In The House on G Street: A Cuban Family Saga (NYU Press, 2023), award-winning author Lisandro Pérez tells Cuba’s story through the lens of a single family: his own. His book relays the tales of two officers who fought against the Spanish for Cuban independence; a plantation owner who smuggles himself onto a ship; families divided by political loyalties; an orphaned boy from central Cuba who would go on to amass a fortune; a fatal love triangle; violence; and the ever-growing presence of the United States. It all culminates with an unforgettable portrait of a childhood spent in a world that was giving way to another one. The House on G Street is a unique depiction of one of the most consequential events of the twentieth century, told through generations of ancestors whose lives were shaped by dramatic historical forces.

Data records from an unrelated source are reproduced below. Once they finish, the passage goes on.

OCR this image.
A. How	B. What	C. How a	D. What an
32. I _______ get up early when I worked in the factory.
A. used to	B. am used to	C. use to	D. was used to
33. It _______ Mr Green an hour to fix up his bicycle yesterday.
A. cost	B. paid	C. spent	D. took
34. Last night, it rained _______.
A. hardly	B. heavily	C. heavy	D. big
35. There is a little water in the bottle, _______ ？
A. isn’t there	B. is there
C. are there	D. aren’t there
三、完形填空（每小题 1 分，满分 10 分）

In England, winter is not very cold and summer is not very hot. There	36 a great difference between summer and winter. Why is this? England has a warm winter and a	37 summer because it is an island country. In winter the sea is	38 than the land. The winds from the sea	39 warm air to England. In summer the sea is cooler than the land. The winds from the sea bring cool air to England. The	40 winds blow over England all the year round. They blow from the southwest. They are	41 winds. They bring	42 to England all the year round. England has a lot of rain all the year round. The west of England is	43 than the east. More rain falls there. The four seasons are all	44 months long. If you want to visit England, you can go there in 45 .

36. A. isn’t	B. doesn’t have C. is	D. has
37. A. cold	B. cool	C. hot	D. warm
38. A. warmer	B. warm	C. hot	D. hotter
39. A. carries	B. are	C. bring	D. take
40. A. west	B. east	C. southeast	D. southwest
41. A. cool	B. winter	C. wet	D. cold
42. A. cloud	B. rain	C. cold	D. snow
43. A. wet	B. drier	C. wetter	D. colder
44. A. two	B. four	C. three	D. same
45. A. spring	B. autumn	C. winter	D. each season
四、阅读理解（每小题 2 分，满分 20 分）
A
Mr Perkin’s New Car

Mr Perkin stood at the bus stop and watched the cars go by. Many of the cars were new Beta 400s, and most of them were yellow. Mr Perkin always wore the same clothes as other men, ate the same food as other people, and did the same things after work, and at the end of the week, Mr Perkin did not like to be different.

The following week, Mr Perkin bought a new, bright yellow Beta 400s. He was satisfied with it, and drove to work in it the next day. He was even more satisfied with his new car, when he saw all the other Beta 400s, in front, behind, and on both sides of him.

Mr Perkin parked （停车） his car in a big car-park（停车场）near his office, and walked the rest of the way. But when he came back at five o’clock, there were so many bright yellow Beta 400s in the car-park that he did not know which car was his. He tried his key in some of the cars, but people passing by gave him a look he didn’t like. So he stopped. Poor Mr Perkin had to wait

Pérez disentangles the complex history by following his family’s thread, imbuing political events with personal meaning. Their story begins with emigration to Cuba and follows the waning years of the colony. The end of Spanish rule gives way to pervasive American influence, and Perez’s family turned to New York as they adapted to the realities of a new republic with compromised sovereignty: privileged educations in boarding schools in Long Island and the Hudson Valley; a family business that took tobacco leaves from the soil of central Cuba to the docks of the East River; and grandparents who met and fell in love one night in the Upper West Side of Manhattan. His family learned to navigate the uneasy relationship between the United States and Cuba, a relationship that was destined to end in dramatic fashion.
More than sixty years later, the Cuban Revolution resists receding into the past, sparking continued discussion, debate, and reinterpretation. There is a great deal that is known about the broad historical conditions that inexorably pushed Cuba towards revolution, but much less is known about the people who lived that dramatic history. It is a story that, if not recovered and told, will be lost, for Pérez’s ancestors lived in a world that no longer exists, swept away by a tide of revolutionary change.
The House on G Street follows a family whose lives mirror the history of a nation. The result is a compelling blend of memoir and in-depth historical research, a remarkable new view of the path to revolution as seen from the first person.
Lisandro Pérez is Professor in the Department of Latin American and Latinx Studies at John Jay College, City University of New York and author of Sugar, Cigars, and Revolution: The Making of Cuban New York. He is also the founding director of the Cuban Research Institute at Florida International University.
Katie Coldiron is the Outreach Program Manager for the Digital Library of the Caribbean (dLOC) and PhD student in History at Florida International University.